Il posto che posso chiamare casa

Non me l’aspettavo che sarebbe stato di nuovo così. Di nuovo così difficile, voglio dire. Dopo tanti anni qui Italia, sono quasi quaranta ormai, non pensavo che ci sarebbero state altre notti così silenziose e senza stelle in cui non sarei più riuscita ad addormentarmi. Quando sei preoccupata, quando sei spaventata, non riesci a dormire anche se sei stanca. Alzi gli occhi verso il soffitto, poi verso la finestra, poi ti alzi e guardi fuori. E guardi la luna, e la strada, tutta vuota e così diversa da quella stessa strada com’è al mattino, quando è piena di automobili, di biciclette e di persone. E in quel silenzio pensi, pensi alla tua vita, a questo maledetto virus che ha cambiato tutto all’improvviso, che mi ha fatto perdere il lavoro, e insieme al lavoro i sogni e le speranze.

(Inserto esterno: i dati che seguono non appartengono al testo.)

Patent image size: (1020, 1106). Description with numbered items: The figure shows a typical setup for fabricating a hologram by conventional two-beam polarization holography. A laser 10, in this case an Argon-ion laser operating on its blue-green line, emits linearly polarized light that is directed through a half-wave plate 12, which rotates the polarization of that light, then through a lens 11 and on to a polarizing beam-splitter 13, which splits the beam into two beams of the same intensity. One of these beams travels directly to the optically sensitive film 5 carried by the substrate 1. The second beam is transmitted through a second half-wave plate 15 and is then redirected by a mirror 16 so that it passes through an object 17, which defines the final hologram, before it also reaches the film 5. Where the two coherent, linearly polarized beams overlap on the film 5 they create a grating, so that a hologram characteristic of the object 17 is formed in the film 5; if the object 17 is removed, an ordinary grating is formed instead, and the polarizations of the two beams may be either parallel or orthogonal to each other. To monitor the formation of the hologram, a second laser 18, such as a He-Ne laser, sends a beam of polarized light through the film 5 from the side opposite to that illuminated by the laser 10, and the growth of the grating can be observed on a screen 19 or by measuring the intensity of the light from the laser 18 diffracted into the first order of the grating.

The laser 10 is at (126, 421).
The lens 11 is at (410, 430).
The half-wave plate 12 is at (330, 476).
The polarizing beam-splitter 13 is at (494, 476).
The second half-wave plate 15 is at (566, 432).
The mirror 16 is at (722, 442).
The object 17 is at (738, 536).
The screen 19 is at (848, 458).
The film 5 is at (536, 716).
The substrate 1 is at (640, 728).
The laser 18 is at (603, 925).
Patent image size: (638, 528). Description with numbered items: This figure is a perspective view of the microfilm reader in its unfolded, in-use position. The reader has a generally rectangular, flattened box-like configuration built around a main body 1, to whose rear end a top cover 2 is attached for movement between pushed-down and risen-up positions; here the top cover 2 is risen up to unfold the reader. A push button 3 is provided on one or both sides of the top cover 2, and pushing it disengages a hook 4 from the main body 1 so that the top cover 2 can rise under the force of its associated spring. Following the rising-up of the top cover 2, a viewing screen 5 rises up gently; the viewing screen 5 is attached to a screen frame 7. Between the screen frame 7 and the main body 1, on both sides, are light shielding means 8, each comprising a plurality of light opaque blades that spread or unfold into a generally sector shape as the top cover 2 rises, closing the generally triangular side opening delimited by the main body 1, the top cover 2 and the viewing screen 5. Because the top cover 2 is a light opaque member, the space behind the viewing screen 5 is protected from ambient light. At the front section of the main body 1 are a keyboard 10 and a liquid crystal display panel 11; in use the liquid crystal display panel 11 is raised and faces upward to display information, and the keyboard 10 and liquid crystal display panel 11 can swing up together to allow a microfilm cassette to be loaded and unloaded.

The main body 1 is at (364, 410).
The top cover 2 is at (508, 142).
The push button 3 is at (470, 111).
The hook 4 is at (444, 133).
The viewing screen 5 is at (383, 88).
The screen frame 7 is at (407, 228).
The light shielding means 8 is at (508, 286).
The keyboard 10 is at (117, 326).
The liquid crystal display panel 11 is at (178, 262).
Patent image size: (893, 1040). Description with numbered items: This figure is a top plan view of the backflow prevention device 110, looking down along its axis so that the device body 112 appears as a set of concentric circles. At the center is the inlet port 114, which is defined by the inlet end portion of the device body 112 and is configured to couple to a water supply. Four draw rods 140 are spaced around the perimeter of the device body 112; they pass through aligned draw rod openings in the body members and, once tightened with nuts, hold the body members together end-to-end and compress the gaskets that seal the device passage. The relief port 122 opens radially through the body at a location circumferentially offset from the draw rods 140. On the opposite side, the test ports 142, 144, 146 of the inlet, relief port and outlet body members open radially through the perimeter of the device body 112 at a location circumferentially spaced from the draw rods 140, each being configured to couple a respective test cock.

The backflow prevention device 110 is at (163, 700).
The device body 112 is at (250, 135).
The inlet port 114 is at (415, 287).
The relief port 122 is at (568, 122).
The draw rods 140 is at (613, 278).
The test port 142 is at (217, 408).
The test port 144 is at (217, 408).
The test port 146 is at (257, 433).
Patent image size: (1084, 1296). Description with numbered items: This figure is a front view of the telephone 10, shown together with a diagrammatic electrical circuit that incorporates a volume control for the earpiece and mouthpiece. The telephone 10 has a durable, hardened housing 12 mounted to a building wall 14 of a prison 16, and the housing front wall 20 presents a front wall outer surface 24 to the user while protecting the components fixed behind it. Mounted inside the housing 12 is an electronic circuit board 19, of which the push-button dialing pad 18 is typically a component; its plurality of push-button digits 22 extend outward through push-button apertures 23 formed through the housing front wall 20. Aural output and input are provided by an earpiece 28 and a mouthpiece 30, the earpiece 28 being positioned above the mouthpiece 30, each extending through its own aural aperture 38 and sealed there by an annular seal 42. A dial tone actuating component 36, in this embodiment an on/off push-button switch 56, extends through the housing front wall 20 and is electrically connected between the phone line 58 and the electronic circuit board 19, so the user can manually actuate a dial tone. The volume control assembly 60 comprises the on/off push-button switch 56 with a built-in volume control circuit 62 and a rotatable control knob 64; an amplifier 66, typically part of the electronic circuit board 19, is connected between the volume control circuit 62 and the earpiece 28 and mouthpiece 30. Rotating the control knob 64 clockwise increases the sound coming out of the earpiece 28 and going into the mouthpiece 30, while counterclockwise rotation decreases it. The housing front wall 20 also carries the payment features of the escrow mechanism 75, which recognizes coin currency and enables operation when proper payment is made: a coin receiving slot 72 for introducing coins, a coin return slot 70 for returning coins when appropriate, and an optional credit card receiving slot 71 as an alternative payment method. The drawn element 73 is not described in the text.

Ne avevo tanti, di sogni e di speranze, quando sono arrivata in Italia. Avevo 17 anni, e a 17 anni in Africa sei già una donna, una persona adulta. Sono arrivata con un contratto di lavoro, da sola, senza conoscere quasi nessuno. Ma sono stata fortunata, e lo so. Tanti altri ragazzi e ragazze come me, in quegli anni, sono scappati dalla guerra che c’era allora in Eritrea. Sono scappati e basta, senza sapere dove andare, senza una destinazione, senza niente. Io invece sapevo dove sarei venuta e cosa avrei fatto. Anche se non avevo mai visto una città grande come Pescara, e nemmeno potevo immaginare che esistessero dei posti nel mondo dove le luci delle case e dei lampioni coprivano quella delle stelle.

La mia terra, l’Eritrea, mi manca sempre. Anche se adesso, a parte mia madre, lì non ho più nessuno. Le mie sorelle e miei fratelli sono andati via, come ho fatto io, tanti anni fa. Conosco più gente in Italia, adesso, che non in Eritrea. Ma quando le cose si fanno difficili, come in questi ultimi due anni, ti viene da ripensare al posto da cui vieni, al tuo piccolo paese, alle sue case, alle sue strade, ai suoi alberi. A un certo punto ho preso in considerazione perfino l’idea di ritornare in Africa, tanto mi sembrava disperata la mia situazione. E poi, invece, ho incontrato chi mi ascoltato, chi mi ha compreso e mi ha aiutato. Voglio tornarci, in Eritrea, ma solo per portarci mia figlia, che ha dieci anni e in Eritrea non ci è ancora mai stata.

Pescara è il posto dove penso che vivrò per sempre. Il posto che posso chiamare casa. Stanotte ho dormito benissimo, e il cielo era di nuovo pieno di stelle.